Family values
As if the Tories weren’t in enough trouble, a team of academics has come up with another reason why the party may never regain power. Researchers studied the link between marriage and voting. Across the Western world there has been steady growth in the number of single, divorced and cohabiting women as marriage rates fall and divorces rise. And unmarried women appear less likely to support rightwing parties like the Tories than their married counterparts. (By contrast, men’s votes appear unrelated to marital status.)
The US-based research team believes it has detected a link between election results and the change in women’s lives over a twenty-year period starting in the 1970s, in Europe and North America. No one is sure of the reason for the link but the shift in the population can only be good for Labour and other parties of the centre-left.
The clever wing of the Tory party recognises the problem. David Willetts has urged his party to embrace the ‘Bridget Jones generation’ of young, single women, and insisted that they are not lost to the Conservative cause – although part of his reasoning was that many of them would settle down to start families eventually.
But the Tories appear wedded to traditional marriage, to the extent of pledging at the last election to restore the married couples’ tax allowance, scrapped by Gordon Brown.
So Labour politicians should avoid the kind of ‘marriage is best’ generalisations that trip easily off the tongue on Question Time but which alienate many of the party’s natural supporters. Respect for people’s choice of lifestyle must be a central feature of progressive politics.
Which makes Tony Blair’s condemnation of the 1960s all the more bizarre. It was the decade that saw liberalisation of laws and attitudes on divorce, homosexuality, abortion and race relations. Many on the left came into politics to defend the social reforms of the 1960s, that most progressive of decades.
But the Prime Minister considers that ‘a society of different lifestyles spawned a group of young people who were brought up without parental discipline, without proper role models and without any sense of responsibility to or for others.’ If that is the case, why – as he often tells us – has crime fallen over the past seven years?

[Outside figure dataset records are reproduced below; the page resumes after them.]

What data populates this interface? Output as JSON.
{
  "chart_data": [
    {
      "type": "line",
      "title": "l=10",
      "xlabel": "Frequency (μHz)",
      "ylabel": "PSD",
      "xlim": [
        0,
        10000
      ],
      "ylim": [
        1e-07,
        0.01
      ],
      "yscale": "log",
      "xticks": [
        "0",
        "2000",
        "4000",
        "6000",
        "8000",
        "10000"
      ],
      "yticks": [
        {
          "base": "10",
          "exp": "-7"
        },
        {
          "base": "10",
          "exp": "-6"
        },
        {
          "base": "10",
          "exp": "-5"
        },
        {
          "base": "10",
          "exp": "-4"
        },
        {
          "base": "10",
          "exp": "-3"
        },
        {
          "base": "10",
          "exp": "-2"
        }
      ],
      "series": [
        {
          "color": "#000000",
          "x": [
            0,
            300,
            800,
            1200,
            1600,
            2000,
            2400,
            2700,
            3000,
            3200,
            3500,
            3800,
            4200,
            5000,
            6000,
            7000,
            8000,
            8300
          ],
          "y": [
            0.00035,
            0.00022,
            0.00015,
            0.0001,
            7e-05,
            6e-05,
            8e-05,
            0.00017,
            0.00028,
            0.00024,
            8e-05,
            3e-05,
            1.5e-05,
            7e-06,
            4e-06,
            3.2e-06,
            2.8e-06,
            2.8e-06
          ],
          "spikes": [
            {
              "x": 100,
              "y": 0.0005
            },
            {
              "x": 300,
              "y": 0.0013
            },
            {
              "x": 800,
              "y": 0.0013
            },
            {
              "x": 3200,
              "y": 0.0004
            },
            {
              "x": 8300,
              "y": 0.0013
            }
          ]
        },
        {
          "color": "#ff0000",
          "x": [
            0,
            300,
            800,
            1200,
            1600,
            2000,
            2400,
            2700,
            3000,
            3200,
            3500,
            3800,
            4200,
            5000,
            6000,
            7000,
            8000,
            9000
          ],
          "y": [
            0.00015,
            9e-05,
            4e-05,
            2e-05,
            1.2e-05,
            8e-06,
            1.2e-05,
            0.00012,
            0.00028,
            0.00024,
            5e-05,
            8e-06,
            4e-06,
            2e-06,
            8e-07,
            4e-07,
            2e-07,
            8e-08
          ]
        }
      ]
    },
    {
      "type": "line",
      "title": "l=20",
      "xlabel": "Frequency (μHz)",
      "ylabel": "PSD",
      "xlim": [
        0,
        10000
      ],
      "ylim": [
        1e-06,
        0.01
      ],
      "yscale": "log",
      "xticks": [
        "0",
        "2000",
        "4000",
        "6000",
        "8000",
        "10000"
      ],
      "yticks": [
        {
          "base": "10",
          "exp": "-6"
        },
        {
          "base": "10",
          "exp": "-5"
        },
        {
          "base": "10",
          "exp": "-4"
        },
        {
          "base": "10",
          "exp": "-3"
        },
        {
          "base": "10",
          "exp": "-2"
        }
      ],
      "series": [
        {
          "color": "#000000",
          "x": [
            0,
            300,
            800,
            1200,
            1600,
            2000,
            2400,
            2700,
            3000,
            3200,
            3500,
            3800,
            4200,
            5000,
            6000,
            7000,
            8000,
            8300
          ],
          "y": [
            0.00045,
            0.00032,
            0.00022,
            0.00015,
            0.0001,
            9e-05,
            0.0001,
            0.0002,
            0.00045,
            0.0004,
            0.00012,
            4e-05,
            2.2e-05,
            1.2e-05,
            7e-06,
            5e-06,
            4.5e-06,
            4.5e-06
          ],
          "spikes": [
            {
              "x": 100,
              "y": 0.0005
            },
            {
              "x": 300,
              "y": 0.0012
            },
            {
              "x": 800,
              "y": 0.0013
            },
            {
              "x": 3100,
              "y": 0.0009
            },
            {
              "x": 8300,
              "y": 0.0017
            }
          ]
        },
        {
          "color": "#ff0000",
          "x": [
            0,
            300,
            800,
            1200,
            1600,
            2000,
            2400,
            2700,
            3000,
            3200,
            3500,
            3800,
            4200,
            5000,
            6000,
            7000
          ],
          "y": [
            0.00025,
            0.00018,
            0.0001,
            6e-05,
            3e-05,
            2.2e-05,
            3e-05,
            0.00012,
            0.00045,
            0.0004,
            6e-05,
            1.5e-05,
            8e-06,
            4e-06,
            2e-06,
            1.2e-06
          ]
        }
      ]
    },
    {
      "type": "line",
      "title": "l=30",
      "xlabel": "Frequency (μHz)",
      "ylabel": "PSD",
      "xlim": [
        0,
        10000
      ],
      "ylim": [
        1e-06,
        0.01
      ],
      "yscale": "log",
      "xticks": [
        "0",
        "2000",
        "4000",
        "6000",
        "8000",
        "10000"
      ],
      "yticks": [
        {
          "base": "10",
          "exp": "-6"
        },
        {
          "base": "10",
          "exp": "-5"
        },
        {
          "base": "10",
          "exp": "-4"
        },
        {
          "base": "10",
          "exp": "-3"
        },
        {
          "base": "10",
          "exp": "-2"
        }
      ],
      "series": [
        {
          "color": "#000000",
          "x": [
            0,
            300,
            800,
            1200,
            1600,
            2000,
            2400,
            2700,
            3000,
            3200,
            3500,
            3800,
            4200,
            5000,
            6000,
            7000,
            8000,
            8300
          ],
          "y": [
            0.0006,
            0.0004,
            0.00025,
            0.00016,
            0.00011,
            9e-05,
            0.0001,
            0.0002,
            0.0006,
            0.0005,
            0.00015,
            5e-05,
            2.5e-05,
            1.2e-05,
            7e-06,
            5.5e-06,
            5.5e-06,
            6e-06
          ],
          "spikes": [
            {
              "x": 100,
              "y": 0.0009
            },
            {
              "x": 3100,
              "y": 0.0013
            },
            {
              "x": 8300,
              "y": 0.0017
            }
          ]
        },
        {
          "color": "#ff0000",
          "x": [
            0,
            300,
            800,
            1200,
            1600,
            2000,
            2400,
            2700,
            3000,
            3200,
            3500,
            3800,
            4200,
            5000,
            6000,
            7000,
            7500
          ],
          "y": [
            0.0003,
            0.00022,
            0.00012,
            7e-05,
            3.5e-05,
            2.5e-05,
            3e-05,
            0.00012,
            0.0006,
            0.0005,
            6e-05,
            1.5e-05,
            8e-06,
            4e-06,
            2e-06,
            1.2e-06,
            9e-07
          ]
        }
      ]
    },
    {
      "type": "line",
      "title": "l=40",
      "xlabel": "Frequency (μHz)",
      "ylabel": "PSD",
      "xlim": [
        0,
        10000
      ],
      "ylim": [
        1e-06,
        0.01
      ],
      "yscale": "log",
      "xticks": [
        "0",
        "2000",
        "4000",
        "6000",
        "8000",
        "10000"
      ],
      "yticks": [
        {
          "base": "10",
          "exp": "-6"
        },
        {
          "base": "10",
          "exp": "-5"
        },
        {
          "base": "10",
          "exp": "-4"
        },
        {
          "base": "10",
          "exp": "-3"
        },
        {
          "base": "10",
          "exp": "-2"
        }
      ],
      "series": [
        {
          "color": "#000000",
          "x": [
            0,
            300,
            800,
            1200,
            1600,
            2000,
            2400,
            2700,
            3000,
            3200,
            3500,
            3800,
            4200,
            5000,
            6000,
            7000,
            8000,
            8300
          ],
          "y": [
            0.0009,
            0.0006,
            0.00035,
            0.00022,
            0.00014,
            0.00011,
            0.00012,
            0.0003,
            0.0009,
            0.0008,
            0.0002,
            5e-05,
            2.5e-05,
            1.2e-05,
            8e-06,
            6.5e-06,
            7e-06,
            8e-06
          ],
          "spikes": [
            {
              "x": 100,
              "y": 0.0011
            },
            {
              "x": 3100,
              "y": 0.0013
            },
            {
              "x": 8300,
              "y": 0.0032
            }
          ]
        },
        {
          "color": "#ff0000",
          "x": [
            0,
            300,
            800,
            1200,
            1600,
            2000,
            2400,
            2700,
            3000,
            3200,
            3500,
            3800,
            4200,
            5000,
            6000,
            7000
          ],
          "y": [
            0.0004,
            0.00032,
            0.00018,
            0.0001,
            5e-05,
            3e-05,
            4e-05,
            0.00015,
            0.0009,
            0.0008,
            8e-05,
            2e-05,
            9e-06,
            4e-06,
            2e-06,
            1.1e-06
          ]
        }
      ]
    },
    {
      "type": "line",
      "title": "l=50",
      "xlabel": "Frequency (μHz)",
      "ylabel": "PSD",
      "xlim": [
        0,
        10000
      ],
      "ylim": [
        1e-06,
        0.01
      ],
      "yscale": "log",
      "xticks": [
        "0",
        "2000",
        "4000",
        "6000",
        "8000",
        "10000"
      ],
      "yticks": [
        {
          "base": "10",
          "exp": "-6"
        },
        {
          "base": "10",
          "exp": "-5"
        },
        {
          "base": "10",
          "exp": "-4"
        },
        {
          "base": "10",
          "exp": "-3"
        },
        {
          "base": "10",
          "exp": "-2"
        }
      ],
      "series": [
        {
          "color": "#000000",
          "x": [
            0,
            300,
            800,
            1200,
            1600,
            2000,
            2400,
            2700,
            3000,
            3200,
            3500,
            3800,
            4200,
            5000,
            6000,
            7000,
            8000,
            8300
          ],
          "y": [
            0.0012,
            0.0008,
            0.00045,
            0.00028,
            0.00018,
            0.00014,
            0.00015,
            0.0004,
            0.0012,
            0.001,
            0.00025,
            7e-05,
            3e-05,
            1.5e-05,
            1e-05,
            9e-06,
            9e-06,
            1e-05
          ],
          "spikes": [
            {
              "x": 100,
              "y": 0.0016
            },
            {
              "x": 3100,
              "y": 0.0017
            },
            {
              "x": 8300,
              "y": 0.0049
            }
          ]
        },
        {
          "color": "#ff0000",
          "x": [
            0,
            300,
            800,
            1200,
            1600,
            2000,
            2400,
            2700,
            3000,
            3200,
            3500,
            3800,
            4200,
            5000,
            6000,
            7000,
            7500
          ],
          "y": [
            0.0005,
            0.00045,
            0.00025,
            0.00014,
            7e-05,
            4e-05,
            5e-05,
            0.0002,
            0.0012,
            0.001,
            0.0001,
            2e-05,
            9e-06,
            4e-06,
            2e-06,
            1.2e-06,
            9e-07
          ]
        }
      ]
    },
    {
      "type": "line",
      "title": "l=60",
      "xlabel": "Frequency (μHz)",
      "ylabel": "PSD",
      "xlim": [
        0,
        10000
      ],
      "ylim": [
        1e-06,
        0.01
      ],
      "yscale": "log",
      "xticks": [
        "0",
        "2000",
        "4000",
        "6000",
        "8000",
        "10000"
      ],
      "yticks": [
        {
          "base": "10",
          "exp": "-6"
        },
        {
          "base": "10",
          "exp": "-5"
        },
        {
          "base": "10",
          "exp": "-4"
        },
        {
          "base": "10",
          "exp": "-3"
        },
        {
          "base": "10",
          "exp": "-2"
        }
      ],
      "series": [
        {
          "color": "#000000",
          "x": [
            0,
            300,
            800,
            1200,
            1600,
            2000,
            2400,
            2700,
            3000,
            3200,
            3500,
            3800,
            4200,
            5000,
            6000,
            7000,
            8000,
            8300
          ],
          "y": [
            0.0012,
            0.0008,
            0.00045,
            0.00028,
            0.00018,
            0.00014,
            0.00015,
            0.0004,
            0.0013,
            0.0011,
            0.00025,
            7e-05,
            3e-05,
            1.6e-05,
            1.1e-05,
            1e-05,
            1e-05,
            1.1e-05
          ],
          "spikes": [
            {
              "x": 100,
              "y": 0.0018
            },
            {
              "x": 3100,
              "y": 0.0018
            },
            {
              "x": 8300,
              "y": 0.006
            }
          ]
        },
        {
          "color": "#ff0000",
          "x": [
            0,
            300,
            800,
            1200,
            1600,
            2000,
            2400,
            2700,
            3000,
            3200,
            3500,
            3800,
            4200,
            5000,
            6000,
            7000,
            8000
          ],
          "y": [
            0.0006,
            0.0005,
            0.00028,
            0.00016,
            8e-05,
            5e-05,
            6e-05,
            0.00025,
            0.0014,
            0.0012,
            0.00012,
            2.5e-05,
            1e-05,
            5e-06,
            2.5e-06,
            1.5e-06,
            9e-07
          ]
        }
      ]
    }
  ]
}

Many people hanker for a past, often illusory, when people left their doors unlocked and let children play in the streets. Surely it is better to inspire them about the future, as Harold Wilson did in the 1960s, than to feed their fears. Maybe the PM will use his conference speech to explain exactly what he does not like about the 1960s. I hope not. I can’t see it being a vote-winner.
Terrorsim.
The threat of a terrorist attack hangs over the next election. While our security services do all they can to head off the danger, the problem for the government is what to tell the public. When David Blunkett talks about the extreme danger we face, or stations tanks at Heathrow, he is accused by critics on right and left of hyping up the threat to scare people into voting Labour.
Now senior parliamentarians on the Joint Human Rights Committee have taken up the theme. They want an independent inquiry into whether terrorism genuinely poses a real and present danger. The MPs and peers raised the question as they demanded the lifting of emergency laws that are keeping twelve foreign terrorist suspects locked up without trial at Belmarsh prison.
The timing of their report, during parliament’s summer recess, ensured minimal political reaction. But the issue of what to tell the public about terrorism is critical. The theory that doom-laden warnings are being used to scare the public into the Labour fold appears far-fetched. If a minister was caught playing politics with unnecessary alerts, it would be a sacking offence. Surely a worse risk is that an atrocity occurs and it emerges that ministers were warned, but failed to tell the public.
As we saw after the Bali bomb – Australia had passed on a warning of sorts to its citizens, Britain hadn’t – the public wants to know that information is being shared, even if it is incomplete. The government is right to increase the spooks’ budget to try to avert an attack, and right to scare the public when there is just cause.